I think the problem is once you go down that road what you end up with is SOMETHING along the lines of 4e. I mean it could be a different game in many respects, but the problems with 3.5 as I see it are MCing, which is a major component of the game, and the entire magic system, and the proliferation of different sub-systems, plus some less critical things like the saves instead of defenses (4e's flipping of that was brilliant). Now, some of those things could be handled in a way that was more like 3.5 in some sense, but frankly look at DDN. It isn't actually THAT much like 3e. The problem as I see it is that somehow in the design of 3e some BIG basic mistakes were made. The object was to rationalize and perfect 2e in a sense, but nobody had ever thought about what it was exactly that 2e was trying to achieve and whether it was doing it in a good way. While 3e shored up a bunch of the mechanical issues it did nothing for the larger underlying issues, and it failed to consider D&D as a GAME, which was also a lot of the problem with AD&D in general. IMHO 2e is really well-written in one sense, but it is a TERRIBLE game in another sense. So, IMHO 3e and development in the 3e direction are done. You can proceed, but only by completely rewriting the game in a major way, which leads you to something like 4e. Even if it was different it would trigger the same reactions, its a different game. IMHO the CONTENT of 4e isn't the issue, it is the fact that it is not your pappy's D&D, even nominally as 3e is.

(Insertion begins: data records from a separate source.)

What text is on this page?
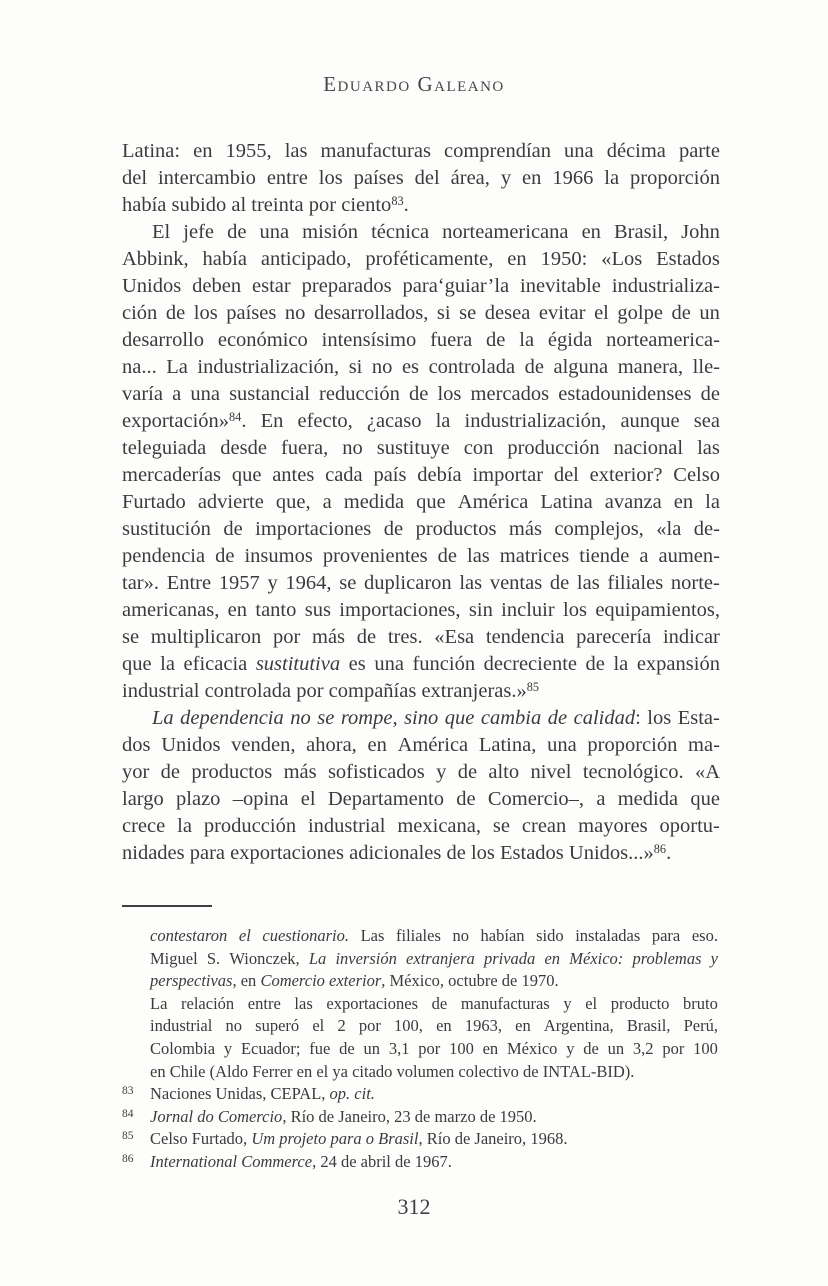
Eduardo Galeano
Latina: en 1955, las manufacturas comprendían una décima parte
del intercambio entre los países del área, y en 1966 la proporción
había subido al treinta por ciento$^{83}$.
El jefe de una misión técnica norteamericana en Brasil, John
Abbink, había anticipado, proféticamente, en 1950: «Los Estados
Unidos deben estar preparados para‘guiar’la inevitable industrializa-
ción de los países no desarrollados, si se desea evitar el golpe de un
desarrollo económico intensísimo fuera de la égida norteamerica-
na... La industrialización, si no es controlada de alguna manera, lle-
varía a una sustancial reducción de los mercados estadounidenses de
exportación»$^{84}$. En efecto, ¿acaso la industrialización, aunque sea
teleguiada desde fuera, no sustituye con producción nacional las
mercaderías que antes cada país debía importar del exterior? Celso
Furtado advierte que, a medida que América Latina avanza en la
sustitución de importaciones de productos más complejos, «la de-
pendencia de insumos provenientes de las matrices tiende a aumen-
tar». Entre 1957 y 1964, se duplicaron las ventas de las filiales norte-
americanas, en tanto sus importaciones, sin incluir los equipamientos,
se multiplicaron por más de tres. «Esa tendencia parecería indicar
que la eficacia sustitutiva es una función decreciente de la expansión
industrial controlada por compañías extranjeras.»$^{85}$
La dependencia no se rompe, sino que cambia de calidad: los Esta-
dos Unidos venden, ahora, en América Latina, una proporción ma-
yor de productos más sofisticados y de alto nivel tecnológico. «A
largo plazo –opina el Departamento de Comercio–, a medida que
crece la producción industrial mexicana, se crean mayores oportu-
nidades para exportaciones adicionales de los Estados Unidos...»$^{86}$.
contestaron el cuestionario. Las filiales no habían sido instaladas para eso.
Miguel S. Wionczek, La inversión extranjera privada en México: problemas y
perspectivas, en Comercio exterior, México, octubre de 1970.
La relación entre las exportaciones de manufacturas y el producto bruto
industrial no superó el 2 por 100, en 1963, en Argentina, Brasil, Perú,
Colombia y Ecuador; fue de un 3,1 por 100 en México y de un 3,2 por 100
en Chile (Aldo Ferrer en el ya citado volumen colectivo de INTAL-BID).
83 Naciones Unidas, CEPAL, op. cit.
84 Jornal do Comercio, Río de Janeiro, 23 de marzo de 1950.
85 Celso Furtado, Um projeto para o Brasil, Río de Janeiro, 1968.
86 International Commerce, 24 de abril de 1967.
312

The reason PF isn't a new edition is you can't really DO a new edition that is much like 3e. Trailblazer is about as far as you can go, and even that is really not solving 3e's problems, not even close. The point of all this is WotC was at a dead end. The success of PF is based on CONTENT and STYLE, not on game system. WotC has had 15 years to develop a style and learn how to write adventures etc. They've NEVER succeeded very well. Now and then they DO write a decent adventure, and they have done some quite nice source books, but nothing really earth-shattering. They've basically done NOTHING in the setting dept. TSR pumped out 20 different settings, at least, which was maybe too much of a good thing, but WotC has issued exactly ONE D&D setting AFAIK, Eberron. Its not bad, good even, but even that was an outside solicitation. Meanwhile Paizo pumps out stuff chock full of good writing, style, cool artwork, etc to the point that in the last 3 years they have buried the lifetime output of WotC 4x over in that department. Clearly that's the difference between the two, mainly. Paizo has figured out how to do content well and make some money at it, and WotC hasn't. No amount of revised 3es or 4es or DDNs is going to make any difference if they can't fix that. Personally I think they aren't capable of it. They are too wrapped up in Hasbro brand management type thinking. Paizo's guys are just over there thinking about how to make cool stuff. No doubt they have a degree of product line management, but WotC clearly plots it all out in detail in committees and focus groups. You can smell that stuff, it stinks of rehashed ideas and groupthink. Now and then something really good slips through, but I'd note that it wasn't until the D&D groups management fell apart in 2010 that some interesting material slipped through.